Use of hoods during the day to create more contrast
Has anyone ever considered creating some kind of hood to mount above the DS-500 so that it is shaded, creating more of a contrast when flashing during the day?
This seems to me to be the reason why streetlights and schoolbus (amber and red) lights have semi-round hoods on top. The flashing red stands out a lot more when the light is shaded from the sun.
May work------try it...and post videos
I decided to try today. Used a leftover fender flap made by SKS.
See next post for link to pictures ("To be able to post links or images your post count must be 2 or greater. You currently have 1 posts.").
Quick glance would seem to indicate that it is slightly more effective on a bright sunny day (more contrast between on and off modes).
Thanks for the photos? Do you have any comments on the results?
I'm curious if on the DS-500 on any of the pre-programmed daylight settings that are non-hazardous on a clear sunny day in more direct sunlight, yetwhen out being used on such a day but in shadows of cover, can be dangerous? Granted, most people don't have someone they know tailing them, but perhaps doing one's own observations, feedback of other users of the road/paths, etc.
I'm not too incredibly worried about it, but this light is said to be down right dangerous at night on some of its daylight modes (which is not the same as in shadows) and a few people have stated in their opinion they are not incredibly convenient to change from one setting to another (though that term is relative) maybe like at a stop light or briefly in under 15 seconds or so.
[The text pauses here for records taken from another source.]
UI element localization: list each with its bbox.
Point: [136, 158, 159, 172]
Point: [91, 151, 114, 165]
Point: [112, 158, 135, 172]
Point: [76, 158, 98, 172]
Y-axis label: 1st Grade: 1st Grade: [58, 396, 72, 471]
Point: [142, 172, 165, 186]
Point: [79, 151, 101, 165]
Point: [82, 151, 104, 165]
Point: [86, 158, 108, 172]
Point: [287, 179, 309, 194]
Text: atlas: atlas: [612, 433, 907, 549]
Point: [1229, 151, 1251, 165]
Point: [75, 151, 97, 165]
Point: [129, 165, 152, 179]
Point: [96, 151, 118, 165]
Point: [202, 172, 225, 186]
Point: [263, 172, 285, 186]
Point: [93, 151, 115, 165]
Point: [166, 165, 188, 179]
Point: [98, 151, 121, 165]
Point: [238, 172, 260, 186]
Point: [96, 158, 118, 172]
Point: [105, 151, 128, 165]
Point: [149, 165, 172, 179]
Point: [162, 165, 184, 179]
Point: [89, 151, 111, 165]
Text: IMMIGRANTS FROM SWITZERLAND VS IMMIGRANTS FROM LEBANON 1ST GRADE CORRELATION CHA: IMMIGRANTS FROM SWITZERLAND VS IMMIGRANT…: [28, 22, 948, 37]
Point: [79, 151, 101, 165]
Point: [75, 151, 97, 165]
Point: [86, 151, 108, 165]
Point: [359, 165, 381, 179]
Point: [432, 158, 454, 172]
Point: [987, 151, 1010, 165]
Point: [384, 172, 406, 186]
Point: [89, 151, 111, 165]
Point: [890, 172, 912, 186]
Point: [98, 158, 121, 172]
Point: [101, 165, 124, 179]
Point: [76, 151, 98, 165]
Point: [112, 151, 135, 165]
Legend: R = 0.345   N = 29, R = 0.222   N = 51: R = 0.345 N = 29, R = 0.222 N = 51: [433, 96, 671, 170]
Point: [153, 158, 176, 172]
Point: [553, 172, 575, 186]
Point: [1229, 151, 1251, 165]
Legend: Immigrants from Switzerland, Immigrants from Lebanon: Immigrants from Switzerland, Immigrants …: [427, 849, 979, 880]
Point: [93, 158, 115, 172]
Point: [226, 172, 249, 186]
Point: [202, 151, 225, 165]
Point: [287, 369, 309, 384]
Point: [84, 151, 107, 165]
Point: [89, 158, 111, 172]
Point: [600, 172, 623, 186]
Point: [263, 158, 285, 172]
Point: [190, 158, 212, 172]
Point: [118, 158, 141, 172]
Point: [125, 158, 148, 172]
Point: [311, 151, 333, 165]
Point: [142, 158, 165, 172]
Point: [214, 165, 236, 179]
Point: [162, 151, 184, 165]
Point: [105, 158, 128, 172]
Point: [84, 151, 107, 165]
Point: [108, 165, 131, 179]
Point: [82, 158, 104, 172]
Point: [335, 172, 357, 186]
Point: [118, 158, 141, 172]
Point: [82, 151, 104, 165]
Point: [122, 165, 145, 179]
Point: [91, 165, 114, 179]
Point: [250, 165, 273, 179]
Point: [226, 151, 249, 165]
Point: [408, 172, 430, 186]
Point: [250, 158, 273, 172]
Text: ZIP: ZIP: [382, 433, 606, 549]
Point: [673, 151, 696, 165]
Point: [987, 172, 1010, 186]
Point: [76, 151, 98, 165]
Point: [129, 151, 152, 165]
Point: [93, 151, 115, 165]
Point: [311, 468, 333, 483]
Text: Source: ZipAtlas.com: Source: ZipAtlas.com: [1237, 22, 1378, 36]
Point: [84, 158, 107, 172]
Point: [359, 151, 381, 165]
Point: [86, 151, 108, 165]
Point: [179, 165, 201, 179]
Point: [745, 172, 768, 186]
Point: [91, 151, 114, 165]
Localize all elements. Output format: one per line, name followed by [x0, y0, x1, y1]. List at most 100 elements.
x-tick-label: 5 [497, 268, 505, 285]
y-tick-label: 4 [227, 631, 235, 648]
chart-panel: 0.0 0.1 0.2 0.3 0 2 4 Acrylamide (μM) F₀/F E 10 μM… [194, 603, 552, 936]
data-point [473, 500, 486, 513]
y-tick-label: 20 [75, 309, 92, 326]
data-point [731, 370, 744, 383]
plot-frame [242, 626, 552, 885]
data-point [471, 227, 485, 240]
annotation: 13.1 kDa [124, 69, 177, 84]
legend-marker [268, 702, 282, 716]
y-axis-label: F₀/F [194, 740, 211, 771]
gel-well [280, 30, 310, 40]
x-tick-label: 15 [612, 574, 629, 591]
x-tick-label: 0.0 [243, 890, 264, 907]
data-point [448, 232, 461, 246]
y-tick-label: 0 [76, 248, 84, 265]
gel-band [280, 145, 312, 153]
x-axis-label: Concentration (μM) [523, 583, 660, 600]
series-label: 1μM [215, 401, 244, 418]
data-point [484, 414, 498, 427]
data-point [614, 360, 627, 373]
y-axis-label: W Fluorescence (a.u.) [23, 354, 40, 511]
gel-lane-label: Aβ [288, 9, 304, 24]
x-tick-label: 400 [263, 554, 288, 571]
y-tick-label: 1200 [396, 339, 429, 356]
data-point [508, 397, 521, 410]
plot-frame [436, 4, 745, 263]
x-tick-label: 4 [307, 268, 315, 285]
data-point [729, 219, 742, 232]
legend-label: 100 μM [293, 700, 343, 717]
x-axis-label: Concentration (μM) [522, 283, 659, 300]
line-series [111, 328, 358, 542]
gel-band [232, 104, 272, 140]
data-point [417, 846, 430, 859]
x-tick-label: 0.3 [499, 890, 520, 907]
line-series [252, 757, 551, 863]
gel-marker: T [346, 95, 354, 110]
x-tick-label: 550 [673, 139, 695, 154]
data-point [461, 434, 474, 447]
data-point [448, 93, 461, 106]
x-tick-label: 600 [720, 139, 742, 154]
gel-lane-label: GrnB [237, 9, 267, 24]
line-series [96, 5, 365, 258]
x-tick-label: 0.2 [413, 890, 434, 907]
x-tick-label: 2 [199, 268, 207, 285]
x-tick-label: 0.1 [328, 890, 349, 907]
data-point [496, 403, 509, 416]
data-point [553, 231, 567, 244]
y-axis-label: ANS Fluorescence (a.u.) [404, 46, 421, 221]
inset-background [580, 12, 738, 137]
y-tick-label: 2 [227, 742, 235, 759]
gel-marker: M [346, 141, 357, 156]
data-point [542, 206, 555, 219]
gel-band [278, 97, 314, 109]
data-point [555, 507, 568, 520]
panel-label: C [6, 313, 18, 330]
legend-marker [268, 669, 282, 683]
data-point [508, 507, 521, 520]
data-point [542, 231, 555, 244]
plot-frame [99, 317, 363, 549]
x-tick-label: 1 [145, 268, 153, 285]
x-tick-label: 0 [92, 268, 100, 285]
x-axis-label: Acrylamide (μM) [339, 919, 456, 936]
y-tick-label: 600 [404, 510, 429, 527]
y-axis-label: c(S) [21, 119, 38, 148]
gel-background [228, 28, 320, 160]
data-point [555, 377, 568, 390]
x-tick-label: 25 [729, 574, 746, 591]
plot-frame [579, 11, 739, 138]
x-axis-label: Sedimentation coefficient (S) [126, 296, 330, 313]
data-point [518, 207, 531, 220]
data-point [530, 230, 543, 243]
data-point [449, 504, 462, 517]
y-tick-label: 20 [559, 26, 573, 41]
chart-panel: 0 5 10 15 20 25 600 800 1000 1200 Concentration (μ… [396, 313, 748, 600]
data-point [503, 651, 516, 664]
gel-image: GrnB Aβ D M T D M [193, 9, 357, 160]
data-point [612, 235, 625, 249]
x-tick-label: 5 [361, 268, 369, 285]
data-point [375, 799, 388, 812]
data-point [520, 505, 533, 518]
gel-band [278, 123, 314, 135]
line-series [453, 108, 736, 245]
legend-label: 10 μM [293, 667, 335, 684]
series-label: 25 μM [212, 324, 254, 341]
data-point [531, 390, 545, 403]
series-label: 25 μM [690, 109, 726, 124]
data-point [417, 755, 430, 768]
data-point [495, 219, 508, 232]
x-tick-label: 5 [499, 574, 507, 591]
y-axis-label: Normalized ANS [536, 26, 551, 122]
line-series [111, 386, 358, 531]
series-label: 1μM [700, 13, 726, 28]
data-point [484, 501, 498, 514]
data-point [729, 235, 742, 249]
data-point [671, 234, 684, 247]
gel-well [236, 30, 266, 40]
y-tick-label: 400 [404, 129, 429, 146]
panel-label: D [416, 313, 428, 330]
I admittedly haven't done enough reading of the manual and I'm not entirely certain it's easy to gather how easy it is to change light settings solely from a manual. The manual is quite detailed though.
Hey David! All good questions! I can give you my own experiences with the light, but maybe some other folks can chime in as well. With regard to riding in and out of shadows on a clear day, I don't believe it will be anywhere near dangerous, even using the highest power flash mode (EMS mode). EMS is short for Emergency Medical Services, since I modeled the timing and flash pattern after some Ambulance observations.
Originally Posted by David
Changing from one flash mode to the next is extremely simple. There are six total flash patterns available, each of which can be customized or re-defined as needed by the user. Once you turn the light on into flashing mode, it always comes back on in the last used flash mode. From there, a single click moves to the next mode in the sequence. Basically it's just a circular loop. So if you're in EMS mode, 6 more clicks will cycle through each flash mode and back to EMS mode. I find it very easy to reach back while riding and change flash modes if need be. You can easily glance back and see the mode you're in due to the amount of light being projected through the side of the lens cover.
In steady mode, it's a little different with single clicks moving up by one power level and a longer press moving down one power level. The light will flash when you've reach either end, to let you know you can't go any further.
I'd say as soon as the sun sets, or any time you're in dusk conditions, you'll want to at least drop down to the Level 3 on/off flash mode, or maybe the triple pulse night mode. At night, the lowest pulse mode (toggling between Level 1 and Level 2) is really good.
Definitely take a look at the users manual as it has a LOT more info. Also note that all of the lights shipping now have the modified firmware that changes the Superlock turn-on sequence to be much more user friendly (double click vs. triple click and slower time requirements).
David, it's hard to say what's dangerous versus simply an inconvenience to drivers. My friends have told me that the highest setting on overcast days is a little too bright.
That being said, if it's overcast and visibility is reduced because of rain, I still have it cranked up. That's the only way I feel conformable taking a lane in traffic under those conditions.
A shady patch of road on a sunny day should be fine. Yes, the light will be especially bright under those circumstances, but I personally want the extra visibility. There are lots of places along the hilly routes where I live. A rider without a bright light can all too easily blend into the shade.
In short, err on the side of being visible. If in doubt, changing the setting at a light takes but a few seconds.